Physical characteristics
- • location: Morvan
- • elevation: 730 m (2,400 ft)
- • location: Seine
- • coordinates: 48°23′15″N 2°57′30″E﻿ / ﻿48.38750°N 2.95833°E
- Length: 292 km (181 mi)
- Basin size: 10,887 km^{2} (4,203 mi^{2})
- • average: 95 m^{3}/s (3,400 cu ft/s)

Basin features
- Progression: Seine→ English Channel

= Yonne (river) =

River in France

The Yonne (/fr/) is a river in France, a left-bank tributary of the Seine. It is 292 km long. The river gives its name to the Yonne département. It rises in the Nièvre département, in the Morvan hills near Château-Chinon. It flows into the river Seine at Montereau-Fault-Yonne.

The Yonne flows through the following départements and towns:
- Nièvre: Château-Chinon, Clamecy
- Yonne: Auxerre, Migennes, Joigny, Villeneuve-sur-Yonne, Sens
- Seine-et-Marne: Montereau-Fault-Yonne

The main tributaries of the Yonne are the Vanne, the Armançon, the Serein and the Cure.

== History ==
The river was historically used for flottage, or the floating of rafts of timber from the Morvan forest to serve the needs of the capital, Paris. It was bypassed as a rafting waterway by the Canal du Nivernais in 1841, from near its source at Corbigny down to Auxerre.

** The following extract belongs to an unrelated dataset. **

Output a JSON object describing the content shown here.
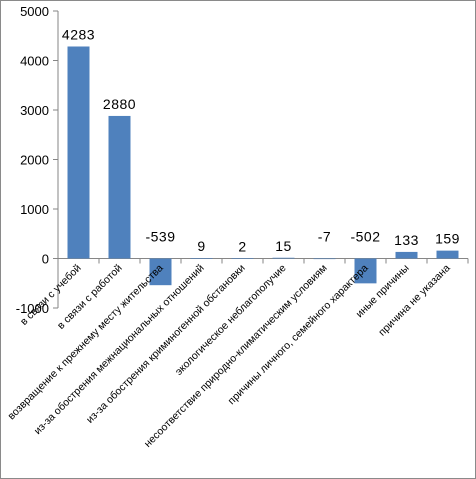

In 1834 the engineer Charles Poirée had successfully tested his design for a needle weir, and this construction technique was adopted on the river Yonne. The first lock was built in the 1840s, the others from 1861. The locks were enlarged to Freycinet standards in the late 19th century, then again to their current dimensions after World War II.

== Navigation ==
The navigable river Yonne extends for 108 km, from Auxerre (junction with the Canal du Nivernais) to the confluence with the Seine. At Laroche-Migennes (PK 23), the Yonne connects with the Canal de Bourgogne. There are 9 locks on the river on the first section to Laroche-Migennes, the remaining 17 on the more gently-sloping lower course of the river.